The diminutive lady looked at him and then looked away, and suddenly a righteous flush rose on her cheeks.
"I'm fond of Esmé," she declared. "One can't help but be. She compels it. But where men are concerned she seems to have no sense of her power to hurt. I could kill her for making me her messenger. Hal, boy," she rose, slipping an arm through his caressingly, "I do hope you're not badly hurt."
"I'll get over it, Lady Jinny. There's the job, you know."
He started for the office. Then, abruptly, as he went, "the job" seemed purposeless. Unrealized, hope had still persisted in his heart—the hope that, by some possible turn of circumstance, the shattered ideal of Esmé Elliot would be revivified. The blighting of his love for her had been no more bitter, perhaps less so, than the realization which she had compelled in him of her lightness and unworthiness. Still, he had wanted her, longed for her, hoped for her. Now that hope was gone. There seemed nothing left to work for, no adequate good beyond the striving. He looked with dulled vision out upon blank days. With a sudden weakening of fiber he turned into a hotel and telephoned McGuire Ellis that he wouldn't be at the office that evening. To the other's anxious query was he ill, he replied that he was tired out and was going home to bed.
Meantime, far across the map at a famous Florida hostelry, the Great American Pumess, in the first flush and pride of her engagement which all commentators agree upon as characteristic of maidenhood's vital resolution, lay curled up in a little fluffy coil of misery and tears, repeating between sobs, "I hate him! I hate him!" Meaning her fiancé, Mr. William Douglas, with whom her mind and emotions should properly have been concerned? Not so, perspicacious reader. Meaning Mr. Harrington Surtaine. Upon his small portion of the map, that gentleman wooed sleep in vain for hours. Presently he arose from his tossed bed, dressed quietly, slipped out of the big door and walked with long, swinging steps down to the "Clarion" Building. There it stood, a plexus of energies, in the midst of darkness and sleep. Eye-like, its windows peered vigilantly out into the city. A door opened to emit a voice that bawled across the way some profane demand for haste in the delivery of "that grub"; and through the shaft of light Hal could see brisk figures moving, and hear the roar and thrill of the press sealing its irrevocable message.
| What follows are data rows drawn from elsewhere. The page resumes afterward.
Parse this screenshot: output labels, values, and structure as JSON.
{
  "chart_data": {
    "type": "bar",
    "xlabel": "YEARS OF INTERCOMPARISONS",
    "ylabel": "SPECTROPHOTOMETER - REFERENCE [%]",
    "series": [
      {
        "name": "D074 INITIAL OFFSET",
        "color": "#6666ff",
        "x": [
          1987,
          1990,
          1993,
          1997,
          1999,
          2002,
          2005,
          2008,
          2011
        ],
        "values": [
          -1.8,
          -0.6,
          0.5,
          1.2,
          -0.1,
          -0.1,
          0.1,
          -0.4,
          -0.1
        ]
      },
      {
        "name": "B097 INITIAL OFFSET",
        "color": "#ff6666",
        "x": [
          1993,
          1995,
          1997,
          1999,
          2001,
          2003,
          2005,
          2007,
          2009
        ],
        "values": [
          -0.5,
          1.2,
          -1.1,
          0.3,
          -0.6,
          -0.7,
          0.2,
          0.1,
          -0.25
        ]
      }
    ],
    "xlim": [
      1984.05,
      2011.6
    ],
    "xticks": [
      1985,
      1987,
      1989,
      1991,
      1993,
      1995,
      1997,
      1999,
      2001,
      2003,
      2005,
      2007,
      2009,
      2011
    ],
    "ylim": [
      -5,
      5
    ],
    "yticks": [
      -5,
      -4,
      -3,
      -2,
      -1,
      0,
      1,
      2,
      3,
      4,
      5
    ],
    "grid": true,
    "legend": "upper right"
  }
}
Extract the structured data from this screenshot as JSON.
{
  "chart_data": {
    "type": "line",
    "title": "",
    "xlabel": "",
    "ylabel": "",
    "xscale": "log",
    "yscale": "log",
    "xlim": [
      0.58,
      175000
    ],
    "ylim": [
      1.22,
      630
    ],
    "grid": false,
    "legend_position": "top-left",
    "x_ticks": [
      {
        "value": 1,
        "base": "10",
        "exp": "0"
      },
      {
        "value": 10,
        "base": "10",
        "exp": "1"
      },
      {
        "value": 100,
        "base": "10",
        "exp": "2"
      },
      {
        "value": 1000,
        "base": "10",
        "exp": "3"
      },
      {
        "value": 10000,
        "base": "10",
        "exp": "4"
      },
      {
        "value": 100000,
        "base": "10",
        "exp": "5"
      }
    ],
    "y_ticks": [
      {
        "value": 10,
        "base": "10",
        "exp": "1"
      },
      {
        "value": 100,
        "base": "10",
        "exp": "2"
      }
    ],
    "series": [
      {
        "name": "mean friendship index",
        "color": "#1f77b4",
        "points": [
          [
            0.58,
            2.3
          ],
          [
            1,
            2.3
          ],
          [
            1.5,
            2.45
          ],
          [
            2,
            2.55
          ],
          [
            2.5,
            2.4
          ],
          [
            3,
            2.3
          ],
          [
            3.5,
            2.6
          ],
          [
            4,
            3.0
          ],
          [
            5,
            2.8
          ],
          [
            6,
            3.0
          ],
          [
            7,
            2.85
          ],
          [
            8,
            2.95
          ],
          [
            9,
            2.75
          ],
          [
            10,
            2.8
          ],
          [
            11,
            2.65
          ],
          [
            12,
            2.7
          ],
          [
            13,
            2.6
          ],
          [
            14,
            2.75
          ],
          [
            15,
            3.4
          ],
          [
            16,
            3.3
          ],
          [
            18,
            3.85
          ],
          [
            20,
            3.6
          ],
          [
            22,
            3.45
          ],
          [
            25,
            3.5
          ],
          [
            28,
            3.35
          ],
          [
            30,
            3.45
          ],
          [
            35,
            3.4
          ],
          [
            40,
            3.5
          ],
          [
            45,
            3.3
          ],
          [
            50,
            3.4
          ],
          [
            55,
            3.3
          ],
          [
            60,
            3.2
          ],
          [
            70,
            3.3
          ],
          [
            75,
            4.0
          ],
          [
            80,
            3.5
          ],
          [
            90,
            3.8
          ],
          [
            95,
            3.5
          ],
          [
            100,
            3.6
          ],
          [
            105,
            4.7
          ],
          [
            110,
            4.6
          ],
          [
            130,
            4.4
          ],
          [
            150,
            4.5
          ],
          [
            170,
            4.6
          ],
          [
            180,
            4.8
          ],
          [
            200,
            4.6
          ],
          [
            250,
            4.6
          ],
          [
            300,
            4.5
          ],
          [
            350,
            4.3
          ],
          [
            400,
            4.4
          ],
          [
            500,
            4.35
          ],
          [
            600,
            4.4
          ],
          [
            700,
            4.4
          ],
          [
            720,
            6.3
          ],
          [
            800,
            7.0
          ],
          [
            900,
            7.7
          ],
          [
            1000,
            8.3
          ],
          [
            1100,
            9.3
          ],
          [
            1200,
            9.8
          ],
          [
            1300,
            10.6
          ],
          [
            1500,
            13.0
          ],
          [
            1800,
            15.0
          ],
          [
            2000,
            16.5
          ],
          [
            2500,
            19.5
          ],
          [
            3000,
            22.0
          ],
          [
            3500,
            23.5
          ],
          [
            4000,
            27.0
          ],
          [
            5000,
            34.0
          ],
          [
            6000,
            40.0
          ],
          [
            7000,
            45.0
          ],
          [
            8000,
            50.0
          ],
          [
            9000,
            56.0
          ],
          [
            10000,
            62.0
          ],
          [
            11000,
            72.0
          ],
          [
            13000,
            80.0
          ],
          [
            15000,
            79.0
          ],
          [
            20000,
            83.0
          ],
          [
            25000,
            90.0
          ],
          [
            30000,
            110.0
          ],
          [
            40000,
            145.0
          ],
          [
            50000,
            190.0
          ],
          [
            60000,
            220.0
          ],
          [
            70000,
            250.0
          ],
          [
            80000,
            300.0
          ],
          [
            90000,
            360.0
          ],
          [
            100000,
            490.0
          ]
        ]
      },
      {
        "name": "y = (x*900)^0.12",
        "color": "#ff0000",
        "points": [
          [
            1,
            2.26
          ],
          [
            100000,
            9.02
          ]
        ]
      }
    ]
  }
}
Again he felt, with a pride so profound that its roots struck down into the depths of humility, his own responsibility to all that straining life and energy and endeavor. He, the small atom, alone in the night, was the "Clarion." Those men, the fighting fellowship of the office, were rushing and toiling and coordinating their powers to carry out some ideal still dimly inchoate in his brain. What mattered his little pangs? There was a man's test to meet, and the man within him stretched spiritual muscles for the trial.
"If I could only be sure what's right," he said within himself, voicing the doubt of every high-minded adventurer upon unbeaten paths. Sharply, and, as it seemed to him, incongruously, he wondered that he had never learned to pray; not knowing that, in the unfinished phrase he had uttered true prayer. A chill breeze swept down upon him. Looking up into the jeweled heavens he recalled from the far distance of memory, the prayer of a great and simple soul,—
"Make thou my spirit pure and clear As are the frosty skies."
Hal set out for home, ready now for a few hours' sleep. At a blind corner he all but collided with a man and a woman, walking at high speed. The woman half turned, flinging him a quick and silvery "Good-evening." It was Milly Neal. The man with her was Max Veltman.